Las recientes manifestaciones del jefe del gobierno catalán acerca de la independencia de Cataluña vuelven a poner sobre el tapete la cuestión de las autonomías en nuestro país. Pues bien, al abordar la cuestión de la articulación territorial de España desde los presupuestos del centro, es preciso poner en ejercicio las cualidades que definen este espacio político. Como en otros temas sujetos a confrontación, en esta cuestión se pone de relieve, quizás  mejor que en otros temas, qué significa, desde nuestra perspectiva, el centro político.
 
En primer lugar, el espacio del centro hace referencia al sentido realista, que exige un esfuerzo de aproximación a la realidad y de apreciarla en su complejidad. No es que tal aproximación resulte fácil, o que lo encontrado en ella sea indiscutible, pero sin entrar en el debate de fondo sobre las posibilidades del conocimiento humano, digamos que es necesario ese esfuerzo de objetividad, que no puede ser afrontado sin una mentalidad abierta. La mentalidad abierta, la ausencia de dogmatismos, es necesaria no sólo para comprender la realidad, es imprescindible para comprender también que puede ser entendida por diversos sujetos de formas diversas, y que esas diversas aproximaciones forman también parte de la realidad. La complejidad de lo real y su dinamismo deben ser abordados con una actitud adecuada, que en ningún caso pretenda negarla, y que integre igualmente su complejidad, viendo como compatibles todos sus componentes, y su dinamismo.
 
La realidad plural de España es aceptada por todos prácticamente. Ni desde los esquemas más ultramontanos del unitarismo español deja de reconocerse, con fórmulas más o menos pintorescas, la realidad diversa de los pueblos y regiones de España.
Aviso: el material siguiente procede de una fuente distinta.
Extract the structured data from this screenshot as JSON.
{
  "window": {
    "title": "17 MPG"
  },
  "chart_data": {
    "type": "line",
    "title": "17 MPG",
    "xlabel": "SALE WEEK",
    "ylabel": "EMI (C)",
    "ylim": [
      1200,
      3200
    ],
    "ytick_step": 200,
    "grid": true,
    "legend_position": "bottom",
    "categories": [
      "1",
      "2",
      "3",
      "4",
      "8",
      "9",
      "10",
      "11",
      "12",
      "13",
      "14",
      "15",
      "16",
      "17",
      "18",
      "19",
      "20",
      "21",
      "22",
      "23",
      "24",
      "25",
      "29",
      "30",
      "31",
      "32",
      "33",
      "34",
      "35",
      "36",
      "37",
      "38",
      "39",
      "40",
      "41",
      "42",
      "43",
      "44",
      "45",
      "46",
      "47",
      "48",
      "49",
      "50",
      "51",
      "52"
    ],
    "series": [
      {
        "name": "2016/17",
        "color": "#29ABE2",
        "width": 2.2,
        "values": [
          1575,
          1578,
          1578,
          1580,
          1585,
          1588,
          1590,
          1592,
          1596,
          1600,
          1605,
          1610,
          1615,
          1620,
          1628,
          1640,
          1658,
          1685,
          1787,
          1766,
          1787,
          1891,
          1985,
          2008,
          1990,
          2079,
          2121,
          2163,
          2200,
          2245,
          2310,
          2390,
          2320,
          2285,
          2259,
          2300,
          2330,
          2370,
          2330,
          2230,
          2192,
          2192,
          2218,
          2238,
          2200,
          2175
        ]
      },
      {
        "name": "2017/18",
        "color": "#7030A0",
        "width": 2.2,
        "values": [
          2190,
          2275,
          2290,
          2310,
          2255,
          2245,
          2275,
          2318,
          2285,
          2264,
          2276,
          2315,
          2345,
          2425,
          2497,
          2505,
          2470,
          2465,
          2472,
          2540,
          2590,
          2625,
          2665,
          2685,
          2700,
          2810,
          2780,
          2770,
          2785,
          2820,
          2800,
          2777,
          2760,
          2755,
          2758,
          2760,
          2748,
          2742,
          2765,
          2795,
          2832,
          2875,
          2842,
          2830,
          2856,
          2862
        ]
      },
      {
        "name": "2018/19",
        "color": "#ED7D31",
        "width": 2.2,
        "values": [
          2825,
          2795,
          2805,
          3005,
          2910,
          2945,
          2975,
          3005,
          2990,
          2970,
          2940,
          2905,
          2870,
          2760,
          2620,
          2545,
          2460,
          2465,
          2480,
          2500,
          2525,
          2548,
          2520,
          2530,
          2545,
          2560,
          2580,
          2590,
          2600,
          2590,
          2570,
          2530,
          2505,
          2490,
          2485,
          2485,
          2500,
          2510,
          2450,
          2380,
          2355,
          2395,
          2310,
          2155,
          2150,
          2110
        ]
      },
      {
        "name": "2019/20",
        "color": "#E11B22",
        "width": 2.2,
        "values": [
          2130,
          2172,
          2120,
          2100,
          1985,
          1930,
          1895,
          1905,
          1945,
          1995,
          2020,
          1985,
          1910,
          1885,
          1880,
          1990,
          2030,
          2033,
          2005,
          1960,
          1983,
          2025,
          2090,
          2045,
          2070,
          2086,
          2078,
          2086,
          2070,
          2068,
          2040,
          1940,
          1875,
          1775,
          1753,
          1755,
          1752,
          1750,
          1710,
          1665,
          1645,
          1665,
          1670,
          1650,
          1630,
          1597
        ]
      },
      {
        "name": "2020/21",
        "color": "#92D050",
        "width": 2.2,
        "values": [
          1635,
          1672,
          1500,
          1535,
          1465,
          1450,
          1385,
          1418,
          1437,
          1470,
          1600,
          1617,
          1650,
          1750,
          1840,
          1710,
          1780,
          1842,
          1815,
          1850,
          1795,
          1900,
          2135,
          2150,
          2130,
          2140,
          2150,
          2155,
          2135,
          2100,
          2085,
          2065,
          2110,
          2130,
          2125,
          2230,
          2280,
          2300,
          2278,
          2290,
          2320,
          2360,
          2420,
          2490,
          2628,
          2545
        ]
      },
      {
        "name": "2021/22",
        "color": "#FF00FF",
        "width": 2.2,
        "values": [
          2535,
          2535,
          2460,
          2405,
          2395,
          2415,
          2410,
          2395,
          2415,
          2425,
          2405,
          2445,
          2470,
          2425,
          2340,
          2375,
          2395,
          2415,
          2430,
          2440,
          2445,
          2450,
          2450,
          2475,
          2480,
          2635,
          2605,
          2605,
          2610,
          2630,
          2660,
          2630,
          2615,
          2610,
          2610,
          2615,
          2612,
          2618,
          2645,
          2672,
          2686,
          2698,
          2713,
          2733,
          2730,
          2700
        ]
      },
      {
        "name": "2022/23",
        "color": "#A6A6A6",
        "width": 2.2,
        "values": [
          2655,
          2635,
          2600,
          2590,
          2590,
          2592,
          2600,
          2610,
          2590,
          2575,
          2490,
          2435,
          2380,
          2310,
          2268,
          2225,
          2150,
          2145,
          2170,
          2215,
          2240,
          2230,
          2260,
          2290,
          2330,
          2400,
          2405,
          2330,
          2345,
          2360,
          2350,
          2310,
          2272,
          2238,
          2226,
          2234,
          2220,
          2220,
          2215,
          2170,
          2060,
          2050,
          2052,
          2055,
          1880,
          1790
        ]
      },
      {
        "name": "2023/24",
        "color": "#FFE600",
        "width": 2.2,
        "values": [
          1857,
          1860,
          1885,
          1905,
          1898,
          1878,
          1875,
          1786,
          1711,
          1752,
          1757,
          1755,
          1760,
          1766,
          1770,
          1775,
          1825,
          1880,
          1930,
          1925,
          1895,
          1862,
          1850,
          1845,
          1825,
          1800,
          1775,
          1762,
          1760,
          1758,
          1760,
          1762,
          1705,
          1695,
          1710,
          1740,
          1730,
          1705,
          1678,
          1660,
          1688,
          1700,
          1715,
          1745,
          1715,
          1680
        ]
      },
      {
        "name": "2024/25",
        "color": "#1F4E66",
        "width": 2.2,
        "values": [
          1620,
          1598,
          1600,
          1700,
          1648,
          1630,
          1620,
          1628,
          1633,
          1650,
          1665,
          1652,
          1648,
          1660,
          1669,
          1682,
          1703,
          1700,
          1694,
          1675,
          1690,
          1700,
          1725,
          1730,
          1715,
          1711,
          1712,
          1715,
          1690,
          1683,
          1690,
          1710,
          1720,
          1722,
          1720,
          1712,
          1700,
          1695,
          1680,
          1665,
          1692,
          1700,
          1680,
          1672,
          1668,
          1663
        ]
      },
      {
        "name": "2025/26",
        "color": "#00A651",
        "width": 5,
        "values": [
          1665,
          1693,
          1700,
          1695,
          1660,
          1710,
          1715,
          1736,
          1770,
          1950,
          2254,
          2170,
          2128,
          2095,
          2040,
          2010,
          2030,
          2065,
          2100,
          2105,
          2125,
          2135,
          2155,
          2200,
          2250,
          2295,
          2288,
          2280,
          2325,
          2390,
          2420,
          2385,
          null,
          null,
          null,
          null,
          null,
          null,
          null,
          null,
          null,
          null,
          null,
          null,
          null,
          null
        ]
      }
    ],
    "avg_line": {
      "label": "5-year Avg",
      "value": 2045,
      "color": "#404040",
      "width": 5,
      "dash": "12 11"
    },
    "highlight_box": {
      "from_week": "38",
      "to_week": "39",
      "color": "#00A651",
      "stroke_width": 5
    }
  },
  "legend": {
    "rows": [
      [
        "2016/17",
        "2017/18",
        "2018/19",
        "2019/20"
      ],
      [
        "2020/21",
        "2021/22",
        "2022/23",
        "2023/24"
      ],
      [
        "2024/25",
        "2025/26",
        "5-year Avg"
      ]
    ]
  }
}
Pero desde ese planteamiento, tal variedad se aprecia como un adorno, o un accidente, de la unidad esencial española, como una entidad superficial, casi folklórica, podríamos decir, que no haría en todo caso más que resaltar el esplendor de lo que tenemos en común, que sería lo verdaderamente importante. Cuántas veces, en cuántas ocasiones, hemos escuchado retóricas exaltaciones de las literaturas o de las lenguas llamadas regionales, pongamos por caso, como apéndices o curiosas peculiaridades de una realidad cultural española –de fundamento castellano- supuestamente sustantiva y a la que aquellas otras se considera subordinadas. Y además, ante esas identidades culturales que se ven como secundarias o subordinadas, se manifiestan a continuación

 
suspicacias contumaces cuando de ellas se quiere hacer un uso normal en todos los ámbitos de la vida y la actividad pública.
 
Por eso el acuerdo y mandato constitucional relativo a la defensa de la identidad cultural y política de los pueblos de España, o, por decirlo de un modo más amplio, la estructuración autonómica de España, me parece uno de los aciertos más importantes de nuestros constituyentes, aunque en su plasmación o en su aplicación puedan haberse producido abusos de uno u otro signo, desviaciones, retrasos, precipitaciones, vacíos… Y también, por eso, porque responde a una realidad, y además una realidad que juzgo positiva, por cuanto realmente –no retóricamente- nos enriquece a todos, es por lo que desde el centro, no puede caber una actitud que no sea de apoyo y potenciación para esas culturas, lejos de los que sienten nostalgia de un integrismo uniformante o de los que propugnan particularismos que consideramos excesivos.
 
Así, por ejemplo, por muy conflictiva o problemática que pueda parecer a muchos la pluralidad cultural de España, en absoluto, desde el espacio del centro, se puede mirar con nostalgia o como un proyecto de futuro una España culturalmente uniforme, monolingüe, por ejemplo, sino más bien tal cosa debe ser vista como una pérdida irreparable, y, expresado positivamente, debemos afirmar que no sólo deseamos sino que apostamos por unas lenguas vasca, catalana, gallega o valenciana, pujantes y vigorosas y conformadoras del sentir de cada uno de las comunidades que la hablan a la vez que se garantiza, sólo faltaría, la lengua española, que es la de todos y cada uno de los ciudadanos, la común. Para ser más claro: para mi la mejor forma de ser plenamente español es ser plenamente gallego.